Greitens served as a Navy SEAL before he first ran for office in 2016, and he heavily promoted his combat experience in that successful bid for governor. However, Greitens’ brief political career began to unravel in early 2018 in the face of allegations that he’d sexually assaulted the woman he was having an affair with and blackmailed her. Greitens ended up getting indicted by local prosecutors twice: Once on allegations of first-degree felony invasion of privacy related to this story, and once for unrelated charges of computer tampering involving his charity.
The GOP-led state legislature, which had little love for Greitens after spending a year feuding with him, also began to move towards removing him from office. The governor eventually resigned in exchange for the tampering charges getting dropped. A short time later, the Jackson County Prosecutor’s office also announced that was dropping the charges in the sexual assault and blackmail case because it believed it was impossible to successfully prosecute Greitens.
Greitens kept a fairly low-profile over the following few months, but in late May, the Kansas City Star reported that he was telling his allies that he planned to deploy to the Middle East as well as publish another book this year.
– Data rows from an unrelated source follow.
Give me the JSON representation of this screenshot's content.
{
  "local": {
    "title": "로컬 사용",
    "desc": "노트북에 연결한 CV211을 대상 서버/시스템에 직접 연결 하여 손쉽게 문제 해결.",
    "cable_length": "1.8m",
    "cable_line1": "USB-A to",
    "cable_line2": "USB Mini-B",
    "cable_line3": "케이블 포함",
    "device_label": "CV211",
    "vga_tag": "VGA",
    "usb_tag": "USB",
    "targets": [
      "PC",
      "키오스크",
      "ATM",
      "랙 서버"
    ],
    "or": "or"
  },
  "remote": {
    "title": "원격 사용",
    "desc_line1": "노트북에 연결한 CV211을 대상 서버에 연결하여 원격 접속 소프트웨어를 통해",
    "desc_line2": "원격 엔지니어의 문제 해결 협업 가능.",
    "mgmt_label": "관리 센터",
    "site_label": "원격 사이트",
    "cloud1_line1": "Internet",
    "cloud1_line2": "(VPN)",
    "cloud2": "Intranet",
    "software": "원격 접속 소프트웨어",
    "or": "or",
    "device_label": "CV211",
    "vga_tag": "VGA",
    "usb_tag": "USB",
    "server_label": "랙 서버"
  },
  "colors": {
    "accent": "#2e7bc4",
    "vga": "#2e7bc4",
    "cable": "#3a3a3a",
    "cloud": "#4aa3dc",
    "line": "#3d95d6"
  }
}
The former governor also doesn’t seem to think that his political career is over despite all that’s happened. The paper also wrote that, while Greitens showed little interest in running for his old job next year, he was eyeing a 2022 campaign for the Senate seat held by fellow Republican Roy Blunt.
However, while the Navy confirmed to the Star that Greitens had indeed transferred from the reserves back to active status, he may not be getting the post he planned for. Washington Post reporter Dan Lamothe reported on Friday that three unnamed Navy officials said that, while it’s possible that Greitens will keep serving, the Navy hasn’t decided if he should be allowed to deploy outside of Missouri.
Adm. John Richardson, who serves as chief of naval operations, also sent out an email on May 26 to fellow admirals saying that “recent events involving the transition of Mr. Greitens” have “excited a persistent frustration of mine that I want to address more comprehensively.”
Richardson added that the service's methods for addressing personal misconduct are “too cumbersome and slow” and that they lead to the Navy keeping people “we’d rather see dismissed from our ranks.” Richardson, who Lamothe writes “call[ed] for a new 30-day review of how the service handles personnel cases involving personal misconduct allegations, including Greitens’s,” confirmed that he’d sent out the email.
Despite Greitens’ fall from grace, he still has some high-profile friends in the government. Lamothe reports that retired Adm. Joseph Kernan, who now serves as an undersecretary of defense, spent January talking to the Navy about a possible return to active service for Greitens. Thanks to Kernan, the top admiral in charge of personnel spoke to the former governor and raised the possibility that Mike Pence himself could request Greitens by name for an assignment. An unnamed official close to Pence denies that he had any interest in helping Greitens revive his military career.